Talking cards with Zia Mahmood

Zia Mahmood is one of the greatest bridge personalities of our time. He’s an extremely accomplished player,  author of several books that are a given for any keen bridge player’s bookshelf – and to many, he’s proof that bridge can be stylish and sexy, too.

I was lucky enough to interview Zia for a short piece several years ago. Here were his thoughts on the game (and notorious bet against GIB).

What do you think we can improve on BBO and above all on the game?

“I think we should invent a faster, more dynamic version of the game for clubs (e.g. with scoring changes).” says Zia. “A bit like they did in cricket with the 20/20, where action and excitement have been magnified.”

If you aren’t familiar with cricket, the form of the game known as 20/20 (sometimes spelled as Twenty20 – or T20) is a shorter version of the game which restricts it to 20 innings. The first game of its sort was played in 2007 in South Africa, with India beating Pakistan during the final games – and history made for cricket. Interestingly, it’s the same year in which Zia was made part of the ACBL Hall of Fame.

“Also,” he notes. “We need to have more game apps on bridge to get kids into the game – Funbridge is doing a good job here.” Zia also believes that it could help the game to rid bridge of what he calls “too many systems” in everything but expert events, and to see more individual bridge events. He advocates playing more bridge, also as part of initiatives like Bridge2Success.

What’s your opinion on bridge’s representation?

Speaking of representation within bridge, Zia has managed to stay close to his original roots set in Pakistan even while representing countries other than his place of birth. “It saddens me that Pakistan bridge is not at the heights that it once was; it’s difficult in a country where the bridge association is pitifully small in numbers and the facilities are limited.” He says the biggest challenges facing clubs like these are not enough players and limited exposure.

Notably, Zia wagered in the nineties that a computer program couldn’t beat a human player at bridge. “It was a way to get publicity for me and the game – and it worked.” He says that he still doesn’t believe any computer is good enough to beat him and his chosen bridge partner in a match. “I once played an individual versus 9 computers and won easily.”

Zia says that while AI players are perfect when it comes to analysis, the bidding and card play still has a lot of holes before an unbeatable bridge AI sees the light. “Maybe one day. Not yet.”

Professional bridge players see more hotel rooms than a lot of rock stars.

Have you ever beeing thrown off a game?

“I’ve stayed at terrible hotels on occasion and usually left after one night,” he admits. “But it wouldn’t affect my game – although a toothache in Russia did.”

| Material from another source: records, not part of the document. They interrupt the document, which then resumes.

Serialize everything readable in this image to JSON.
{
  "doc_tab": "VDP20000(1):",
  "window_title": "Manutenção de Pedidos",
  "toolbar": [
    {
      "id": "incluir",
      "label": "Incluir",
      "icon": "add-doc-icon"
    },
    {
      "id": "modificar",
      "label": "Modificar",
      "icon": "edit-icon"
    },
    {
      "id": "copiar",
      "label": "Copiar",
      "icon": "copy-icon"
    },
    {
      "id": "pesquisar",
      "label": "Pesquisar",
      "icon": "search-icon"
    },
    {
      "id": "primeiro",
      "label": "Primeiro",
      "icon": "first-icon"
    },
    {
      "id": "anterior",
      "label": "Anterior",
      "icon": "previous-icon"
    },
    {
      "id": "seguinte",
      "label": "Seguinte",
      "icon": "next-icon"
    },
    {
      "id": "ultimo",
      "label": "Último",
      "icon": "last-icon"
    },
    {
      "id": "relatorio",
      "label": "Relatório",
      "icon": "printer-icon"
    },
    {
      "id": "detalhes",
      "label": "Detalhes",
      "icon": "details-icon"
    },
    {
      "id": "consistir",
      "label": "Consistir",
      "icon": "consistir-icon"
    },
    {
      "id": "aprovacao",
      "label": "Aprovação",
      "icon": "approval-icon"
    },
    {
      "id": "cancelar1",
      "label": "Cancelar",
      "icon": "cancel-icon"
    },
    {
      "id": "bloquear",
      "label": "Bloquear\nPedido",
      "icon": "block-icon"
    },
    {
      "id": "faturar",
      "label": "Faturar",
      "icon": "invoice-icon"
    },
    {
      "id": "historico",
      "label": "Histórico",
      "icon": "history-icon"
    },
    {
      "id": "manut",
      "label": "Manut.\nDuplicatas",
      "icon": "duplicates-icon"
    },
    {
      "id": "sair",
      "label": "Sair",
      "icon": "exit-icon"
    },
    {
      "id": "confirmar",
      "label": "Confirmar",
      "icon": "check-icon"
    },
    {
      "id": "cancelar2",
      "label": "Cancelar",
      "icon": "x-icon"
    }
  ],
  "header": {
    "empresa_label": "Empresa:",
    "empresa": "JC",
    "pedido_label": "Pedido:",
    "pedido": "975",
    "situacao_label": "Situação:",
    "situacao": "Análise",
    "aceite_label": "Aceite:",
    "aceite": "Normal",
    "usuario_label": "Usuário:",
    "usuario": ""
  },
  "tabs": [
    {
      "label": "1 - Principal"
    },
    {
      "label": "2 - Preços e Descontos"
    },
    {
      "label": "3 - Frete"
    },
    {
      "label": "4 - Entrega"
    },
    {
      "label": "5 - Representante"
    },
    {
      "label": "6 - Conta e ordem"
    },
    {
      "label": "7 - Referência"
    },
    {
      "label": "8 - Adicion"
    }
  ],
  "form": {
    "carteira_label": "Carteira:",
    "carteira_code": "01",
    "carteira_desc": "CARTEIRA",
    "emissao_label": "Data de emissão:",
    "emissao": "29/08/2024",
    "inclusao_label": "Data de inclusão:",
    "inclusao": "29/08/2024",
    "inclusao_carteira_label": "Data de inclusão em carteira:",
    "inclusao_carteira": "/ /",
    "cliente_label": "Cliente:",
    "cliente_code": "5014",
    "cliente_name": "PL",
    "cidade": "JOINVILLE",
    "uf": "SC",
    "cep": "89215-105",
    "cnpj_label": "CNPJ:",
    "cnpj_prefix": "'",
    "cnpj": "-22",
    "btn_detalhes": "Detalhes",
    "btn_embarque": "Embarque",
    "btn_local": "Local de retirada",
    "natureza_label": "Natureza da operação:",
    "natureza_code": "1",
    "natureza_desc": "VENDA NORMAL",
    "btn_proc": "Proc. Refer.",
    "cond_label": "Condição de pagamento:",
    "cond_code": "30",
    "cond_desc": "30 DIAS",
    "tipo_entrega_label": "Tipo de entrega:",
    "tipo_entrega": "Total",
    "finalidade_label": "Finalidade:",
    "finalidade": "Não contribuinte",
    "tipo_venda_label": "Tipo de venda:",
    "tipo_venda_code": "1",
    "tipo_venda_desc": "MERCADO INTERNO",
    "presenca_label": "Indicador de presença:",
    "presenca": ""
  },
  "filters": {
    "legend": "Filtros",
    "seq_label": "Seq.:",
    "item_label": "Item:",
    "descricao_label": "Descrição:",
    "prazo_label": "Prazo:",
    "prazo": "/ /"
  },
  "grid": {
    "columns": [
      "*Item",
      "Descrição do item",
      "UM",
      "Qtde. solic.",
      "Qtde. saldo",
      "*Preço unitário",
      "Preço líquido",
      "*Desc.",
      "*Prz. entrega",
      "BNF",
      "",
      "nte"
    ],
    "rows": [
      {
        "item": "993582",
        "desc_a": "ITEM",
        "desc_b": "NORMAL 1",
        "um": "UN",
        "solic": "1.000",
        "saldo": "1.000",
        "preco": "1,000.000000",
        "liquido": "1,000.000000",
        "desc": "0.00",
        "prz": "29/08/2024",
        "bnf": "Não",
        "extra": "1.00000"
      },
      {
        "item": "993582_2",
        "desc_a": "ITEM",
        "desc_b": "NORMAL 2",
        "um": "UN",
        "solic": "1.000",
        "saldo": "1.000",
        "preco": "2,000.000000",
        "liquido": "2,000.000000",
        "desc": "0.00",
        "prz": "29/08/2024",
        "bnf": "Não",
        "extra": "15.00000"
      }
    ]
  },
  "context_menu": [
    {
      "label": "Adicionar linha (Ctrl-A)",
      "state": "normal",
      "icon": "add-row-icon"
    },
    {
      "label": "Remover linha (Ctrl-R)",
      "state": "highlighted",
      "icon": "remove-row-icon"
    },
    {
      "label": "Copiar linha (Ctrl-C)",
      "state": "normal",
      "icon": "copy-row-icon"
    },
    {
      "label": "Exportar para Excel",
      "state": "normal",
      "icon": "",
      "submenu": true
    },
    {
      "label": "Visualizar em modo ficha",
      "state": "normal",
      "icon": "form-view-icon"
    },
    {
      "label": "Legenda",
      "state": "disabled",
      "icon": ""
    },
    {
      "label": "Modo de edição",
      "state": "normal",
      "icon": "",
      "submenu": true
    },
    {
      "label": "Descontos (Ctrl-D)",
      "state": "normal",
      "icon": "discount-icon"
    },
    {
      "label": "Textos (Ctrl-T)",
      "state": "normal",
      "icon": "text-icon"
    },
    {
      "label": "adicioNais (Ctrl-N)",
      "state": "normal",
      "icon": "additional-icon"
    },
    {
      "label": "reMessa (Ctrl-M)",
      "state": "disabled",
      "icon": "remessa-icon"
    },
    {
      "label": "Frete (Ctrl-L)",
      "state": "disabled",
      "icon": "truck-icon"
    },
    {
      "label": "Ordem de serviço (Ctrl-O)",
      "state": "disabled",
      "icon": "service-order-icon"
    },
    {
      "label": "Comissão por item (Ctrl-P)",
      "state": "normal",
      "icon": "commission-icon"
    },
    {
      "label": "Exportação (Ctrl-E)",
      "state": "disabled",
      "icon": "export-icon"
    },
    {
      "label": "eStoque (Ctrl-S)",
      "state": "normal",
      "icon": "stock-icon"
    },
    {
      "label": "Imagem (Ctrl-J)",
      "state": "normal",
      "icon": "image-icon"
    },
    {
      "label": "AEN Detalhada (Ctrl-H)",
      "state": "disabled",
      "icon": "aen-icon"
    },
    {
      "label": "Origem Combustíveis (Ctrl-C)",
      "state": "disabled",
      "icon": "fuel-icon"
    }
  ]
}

James Bond is a character that a lot of people might want to be, but for one story called Your Deal, Mr Bond (written by Robert and Phillip King), Bond wanted to be someone else – and that person was Zia Mahmood.

What’s your favourite bit?

“I like the last scene when Bond goes up to the leading lady’s room only to be told she’s busy with me! I have no idea how they came up with the idea.” 

Then, the conversation moves to the eccentricities he’s encountered around the table. “I once played a set money game against two people who were signalling each other (with fingers!) – and they were so bad that I allowed them this luxury as we kept winning!”

“I heard Ganozzo used to moon the moon at New Year’s Eve for luck. Never asked him to confirm.”

What’s your three books recommandations?

The first is Adventures in Card Play by Geza Ottlik, the second the Blue Team Book by Forquet.

Then, he adds with what we’d imagine is that familiar twinkle in his eye, “Bridge My Way by some unknown – and it’s being reprinted this summer with four additional chapters – a must!”